La película arranca mostrando a un afamado pintor terminando una de sus obras maestras. Se trata del ornamento de un templo budista en el que la inspiración le ha venido en forma de un bucólico paisaje conquistado por una partida de gansos salvajes que descansan en las ramas de un cerezo esperando migrar hacia otros parajes. Una vez finalizada su creación, el artista sufrirá un colapso que acabará con su vida, no sin antes encomendar al monje propietario del templo que cobija su último encargo que tome como protegida a su amante, una pobre geisha llamada Satoko que con su muerte quedaría desamparada sin amo que la resguarde de su mísera existencia. Sin pensarlo, el pervertido Jikai (magistralmente interpretado por el camaleónico Masao Mishima), un monje que presta mayor interés por el sexo, las mujeres y el alcohol que por el cultivo del espíritu y el rezo, tomará bajo su custodia a la bella Satoko (con el rostro de la angelical y escultural musa Ayako Wakao) acogiéndola bajo su templo a pesar de que ello está prohibido por las reglas que marcan el buen ejercicio del sacerdocio budista. De este modo Satoko será tomada como una esclava sexual por Jikai, siendo obligada a mantener relaciones sexuales con este perverso, grotesco y desagradable personaje. La bella esclava percibirá la presencia de un adolescente estudiante de sacerdote que igualmente ejerce la labor de asistente de Jikai, desempeñando todo tipo de trabajos a cual más desagradable como por ejemplo vaciar el sumidero de mierda cagada por el monje, que responde al nombre de Jinen. Éste se asoma como un muchacho sumiso, obediente e introvertido que apenas suelta palabra por su boca y al que le espanta acudir a la escuela a aprender ejercicios militares, en una época convulsa previa al estallido de la guerra en Manchuria.
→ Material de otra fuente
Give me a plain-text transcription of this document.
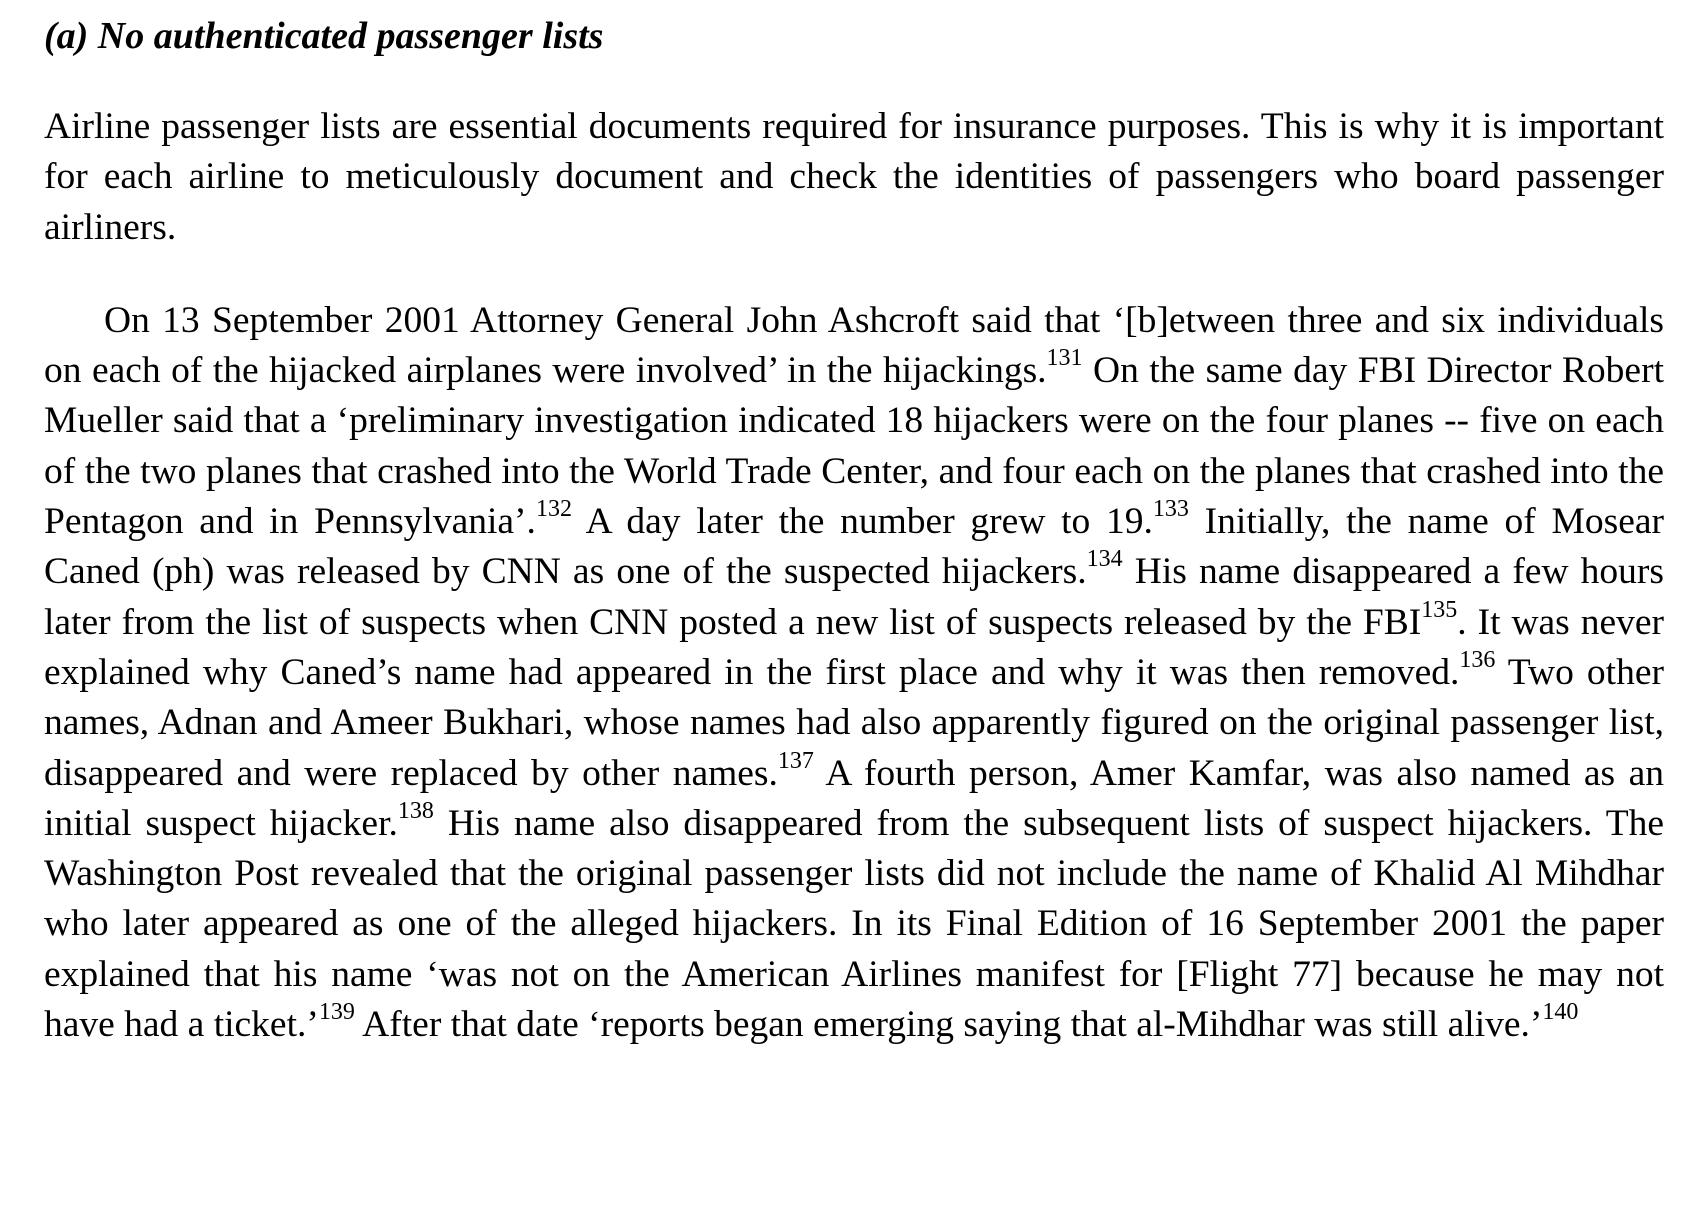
(a) No authenticated passenger lists

Airline passenger lists are essential documents required for insurance purposes. This is why it is important for each airline to meticulously document and check the identities of passengers who board passenger airliners.

On 13 September 2001 Attorney General John Ashcroft said that ‘[b]etween three and six individuals on each of the hijacked airplanes were involved’ in the hijackings.$^{131}$ On the same day FBI Director Robert Mueller said that a ‘preliminary investigation indicated 18 hijackers were on the four planes -- five on each of the two planes that crashed into the World Trade Center, and four each on the planes that crashed into the Pentagon and in Pennsylvania’.$^{132}$ A day later the number grew to 19.$^{133}$ Initially, the name of Mosear Caned (ph) was released by CNN as one of the suspected hijackers.$^{134}$ His name disappeared a few hours later from the list of suspects when CNN posted a new list of suspects released by the FBI$^{135}$. It was never explained why Caned’s name had appeared in the first place and why it was then removed.$^{136}$ Two other names, Adnan and Ameer Bukhari, whose names had also apparently figured on the original passenger list, disappeared and were replaced by other names.$^{137}$ A fourth person, Amer Kamfar, was also named as an initial suspect hijacker.$^{138}$ His name also disappeared from the subsequent lists of suspect hijackers. The Washington Post revealed that the original passenger lists did not include the name of Khalid Al Mihdhar who later appeared as one of the alleged hijackers. In its Final Edition of 16 September 2001 the paper explained that his name ‘was not on the American Airlines manifest for [Flight 77] because he may not have had a ticket.’$^{139}$ After that date ‘reports began emerging saying that al-Mihdhar was still alive.’$^{140}$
Si bien Satoko no entablará conversación alguna con el joven Jinen, el aire misterioso que envuelve al aprendiz unido al trato denigrante al que será sometido por su sádico amo sin oponer un ápice de resistencia (incluso éste será atado por una cuerda con el fin de controlar cada uno de sus movimientos en el templo) dará como resultado el nacimiento de una irrefrenable atracción sexual de Satoko por un Jinen que tratará de escabullirse de las insinuaciones de su compañera de residencia temeroso de que la tentación conlleve su expulsión del centro y por tanto su consiguiente indigencia, pues conoceremos que Jinen en realidad no es el hijo del carpintero de un templo budista dado en adopción a Jikai como éste cree, sino que en realidad es un huérfano que fue abandonado por su madre en un pueblo que cobija a mendigos y desplazados, siendo pues su pasado una cicatriz que avergüenza su incierto presente, y motivo del consentimiento de las vejaciones y esclavitud que soporta por parte de su patrón y maestro.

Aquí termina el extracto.